One of the strong points of our study is that it attempted to predict multiple measures of academic performance based on a similar set of predictors in a similar context. This allows for some comparisons across outcome variables and provide some preliminary hypotheses for further research. First, less variance was explained by motivational factors and study strategies in dropout compared to academic success. This seems to be in line with other lines of research who point towards financial factors [7], academic, and social integration [13] or socioeconomic status [27] as primary predictors of persistence. However, given the fact that these factors are not easily influenced by teachers or coaching initiatives, it seems that, overall, institutions in higher education can only exert a small or tentative influence on students’ decisions to drop out of a program. A somewhat larger impact can be expected on students’ passing their course modules. Second, if institutions for higher education do want to influence students’ performance by targeting motivation and learning strategies, a different focus should be maintained according to aims of the initiatives. If reduction of dropout is the primary aim, initiatives should center around maintaining motivation. If the priority is helping students pass course-modules, the focus should not solely be on motivating students, but also supporting them in acquiring regulatory skills. This could be done, for instance, through process oriented instruction [54]. The marginally significant predictive value for external regulation suggests that, notwithstanding that self-regulation is an important end goal for higher education, it might be feasible to initially provide first year students with a more structured and regulated environment. Some recent research points in that direction [55]. Third, It has to be concluded that in predicting persistence and success, dimensions indicating a “lack of” are most instrumental. As stated earlier, this is not in line with findings from research using single grades or GPA as a dependent variable. This seems to point towards differential effects according to the outcome variable(s) incorporated. More research using similar variables to predict multiple outcome measures is definitely needed to enhance our understanding of how factors influencing different measures of academic performance.

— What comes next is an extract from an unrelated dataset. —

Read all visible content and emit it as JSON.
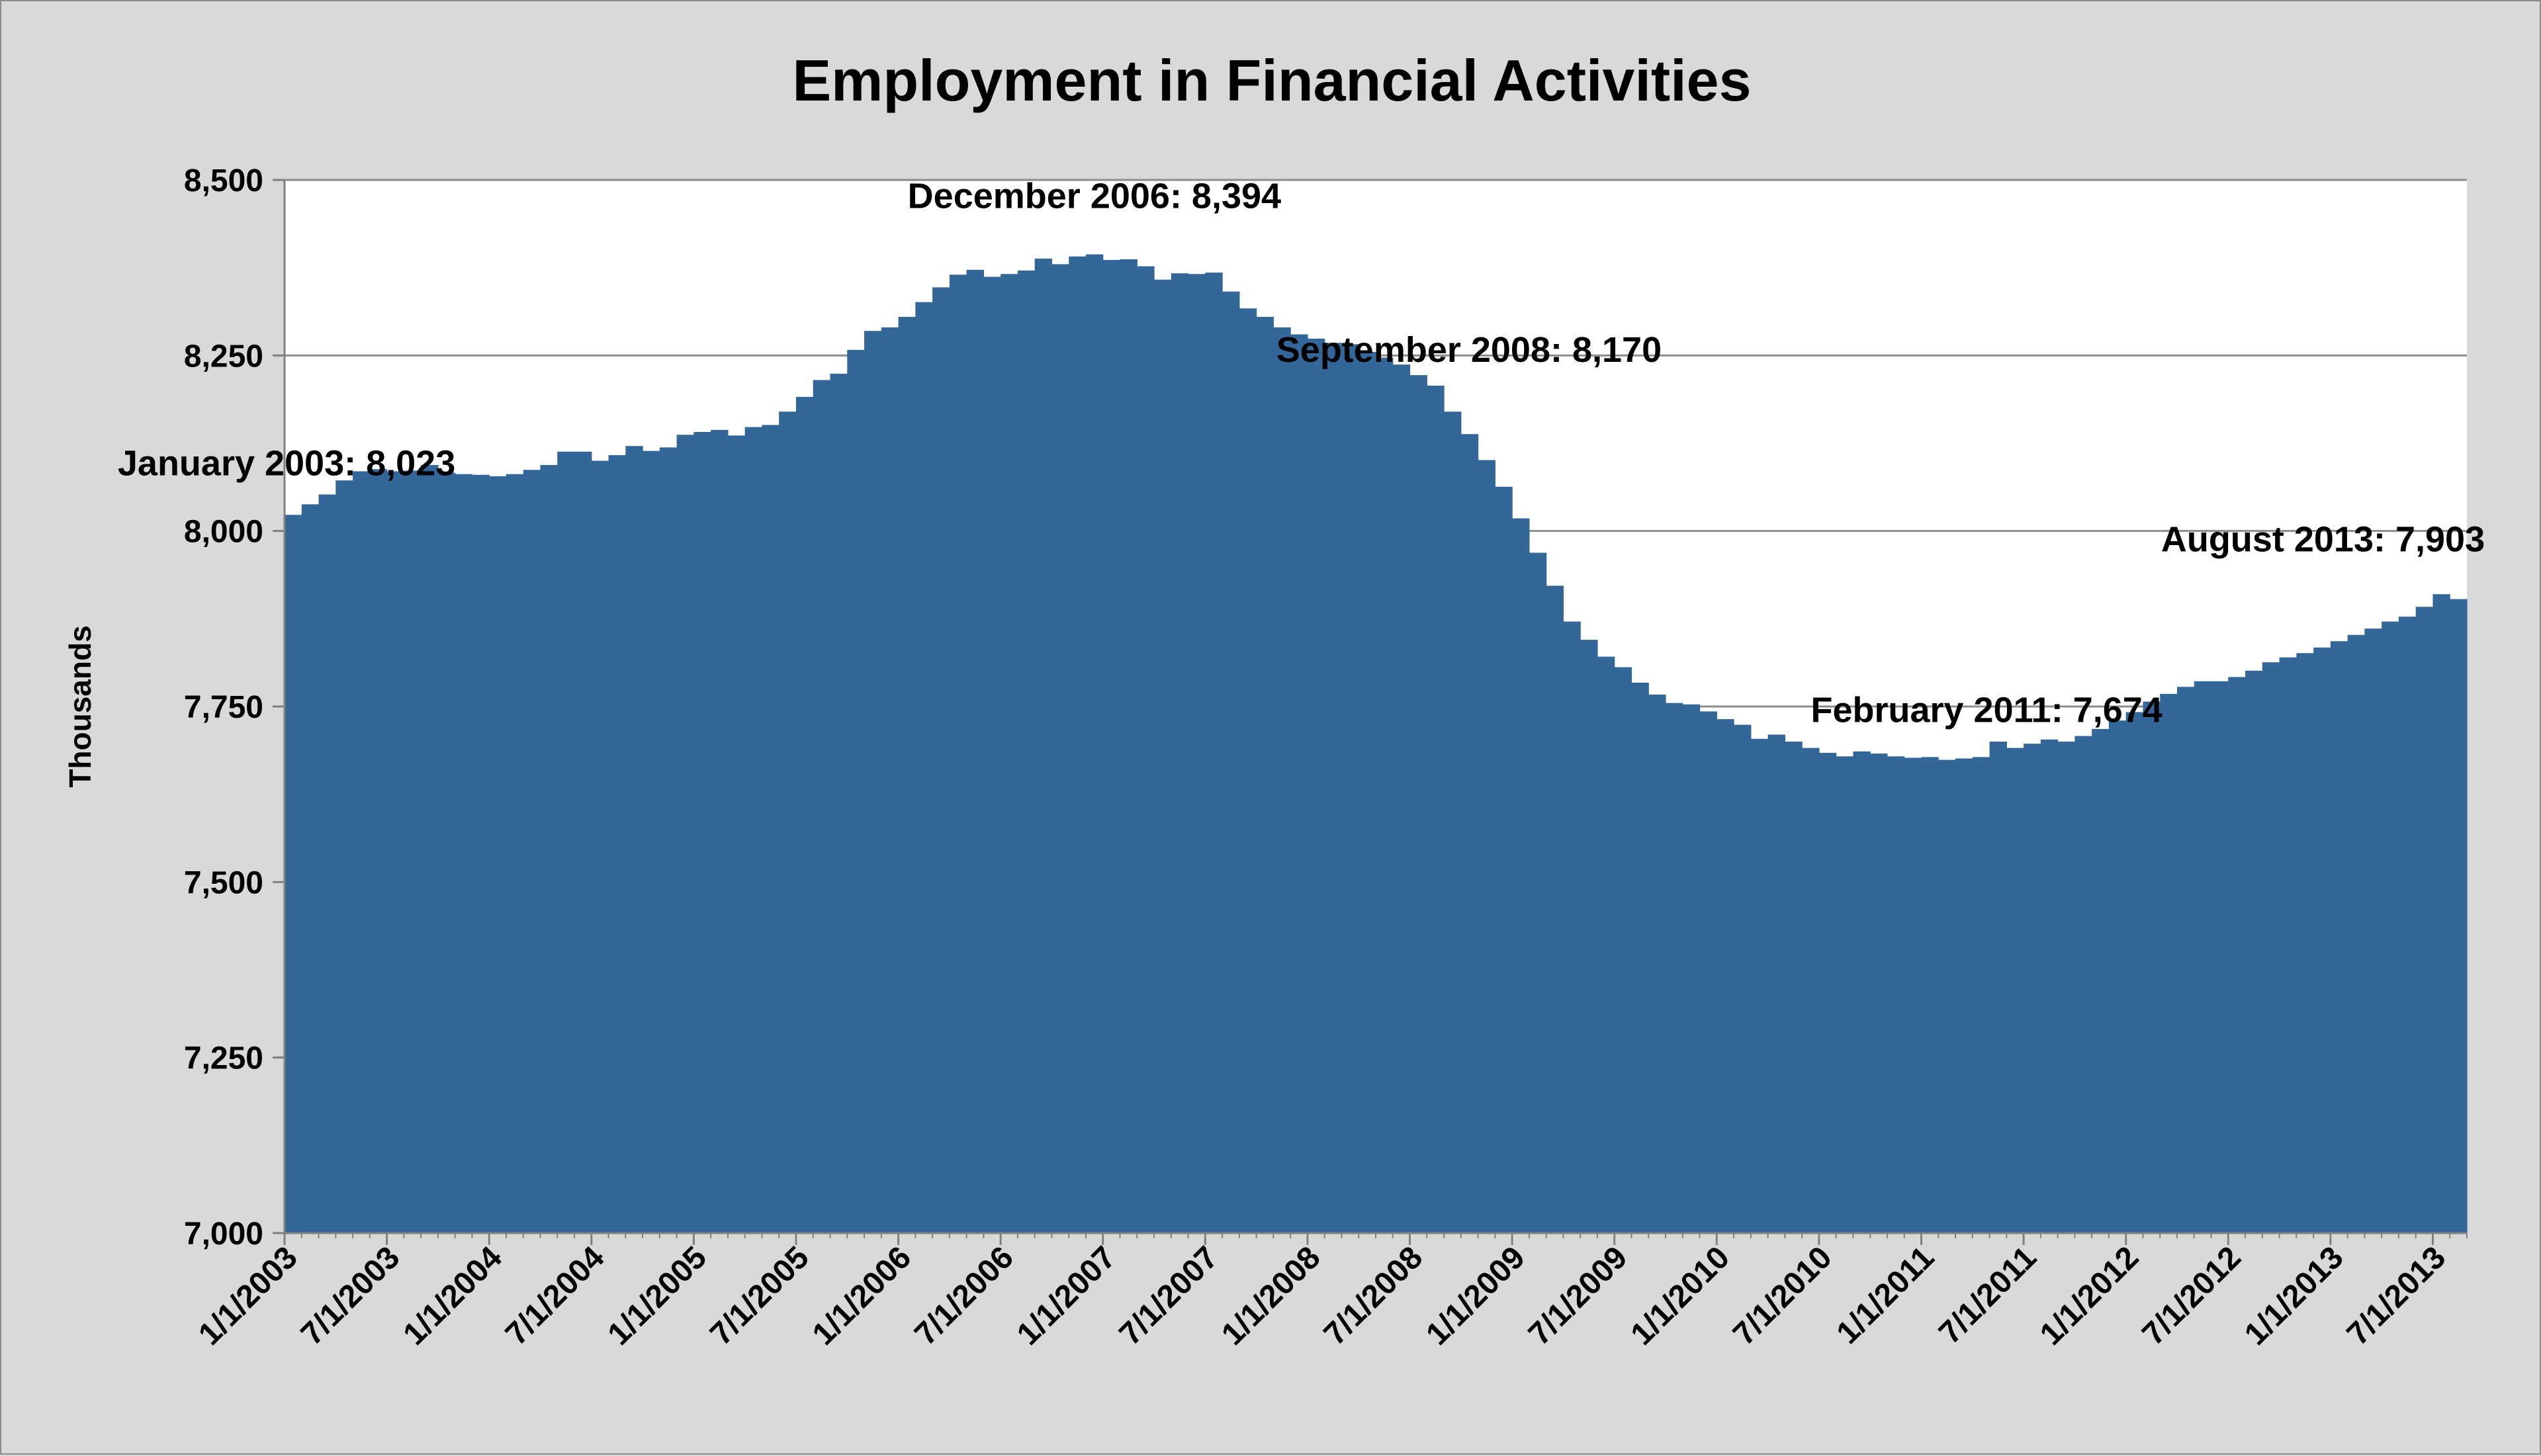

Our results demonstrate the value and limitations of learning strategies and motivational regulations in predicting so-called “hard” measures of student performance such as persistence or academic success. Effect sizes especially regarding persistence were small. Effect sizes on academic success were moderate in nature and resemble those reported in earlier studies [30, 31]. However, we concur with Richardson that small effect sizes are not necessarily unimportant for educational practice [9]. In this case, we argue, that learning and motivation provide one of the few student factors that have an impact on teaching and coaching, through the design of the learning environment or coaching initiative. It, therefore, seems at least as important to understand what motives or learning strategies play a role in academic outcomes.